The MV San Juan wreck in Liloan is a diving shipwreck.
The San Juan wreck is located in the Liloan Bay at 30 minutes by boat from the Scotty's Action Sports Network headquarters.
For the history, the San Juan wreck have sunk in years 2000 due to an explosion in the engine's room. All the crew had safely swum to the shore when the ship went on fire (traces of fire are still clearly seen in the engine room).
The wreck is laying down on the sand at 50 meters (165 feet) of depth on its starboard side in the Liloan bay.
the top of the wreck is at around 32 to 34 meters (105 to 110 feet) depending on the tides. Due to the depth, this wreck can be visited by PADI or SSI deep divers, but in all cases, recreational divers will be limited to the obligation of no decompression time, giving them around 10 to 15 minutes bottom time maximum if they stay on top of the wreck.
The best way to dive on the Liloan wreck.
The best way to explore this wreck is to be certified at least as a SSI Extended range diver or a PADI tec 50 diver to pass at least around 20 minutes at the bottom, to truly enjoy diving this wreck, and having time to get inside the engine's room or lurking all around and take pictures.
2 deco gas are recommended, a 50% nitrox is often largely enough, though.
Overall, the exploration of the San Juan wreck is noted as safe (until the new update) to very safe for the certified wreck divers (as a wreck diver, you should be aware of the potential inherent danger of exploring a wreck, though).
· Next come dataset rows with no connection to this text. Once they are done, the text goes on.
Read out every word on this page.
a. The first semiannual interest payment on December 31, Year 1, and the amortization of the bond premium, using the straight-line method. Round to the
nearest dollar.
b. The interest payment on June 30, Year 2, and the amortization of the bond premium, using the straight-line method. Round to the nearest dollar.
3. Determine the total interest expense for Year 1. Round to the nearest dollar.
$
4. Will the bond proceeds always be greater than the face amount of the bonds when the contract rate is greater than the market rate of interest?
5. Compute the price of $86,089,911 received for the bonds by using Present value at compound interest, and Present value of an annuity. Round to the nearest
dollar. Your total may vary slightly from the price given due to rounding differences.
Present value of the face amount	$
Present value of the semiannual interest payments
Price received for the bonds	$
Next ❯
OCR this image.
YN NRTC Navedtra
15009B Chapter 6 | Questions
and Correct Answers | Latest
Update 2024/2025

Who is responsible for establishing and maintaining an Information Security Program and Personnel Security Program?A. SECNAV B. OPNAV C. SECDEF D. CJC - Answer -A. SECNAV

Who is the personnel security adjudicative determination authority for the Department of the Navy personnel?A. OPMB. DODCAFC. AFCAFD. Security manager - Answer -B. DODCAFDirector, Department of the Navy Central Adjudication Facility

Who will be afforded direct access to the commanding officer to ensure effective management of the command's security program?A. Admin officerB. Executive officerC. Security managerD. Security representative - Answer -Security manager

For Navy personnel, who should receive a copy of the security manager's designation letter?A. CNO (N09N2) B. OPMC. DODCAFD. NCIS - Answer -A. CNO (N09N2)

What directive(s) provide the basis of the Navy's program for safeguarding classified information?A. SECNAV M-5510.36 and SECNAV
Short bottom time for recreational divers and extended bottom time can be done by technical divers.
The MV San Juan is a good "school" for the future wreck divers, and a lot of courses have been performed on this diving site.
Diving the San Juan wreck in Liloan.
We descend to the wreck along a rope when we arrive at the bottom a big shoal of batfish is always here to welcome us with a lot of reef fishes.
The wreck is covered by corals on the sides and also on the huge propeller, some part of the wreck is covered with entangled nets from the local fishermen who give an excellent "ghost effect" when we swim around.
A lot of marine life and biodiversity have developed during the last 15 years, so the wreck is all surrounded by schools of fishes like butterfly fish, angel fish, anemonefish (known as clown fish), giant trevally, as weel as all the little fishes living in and around different kind of corals.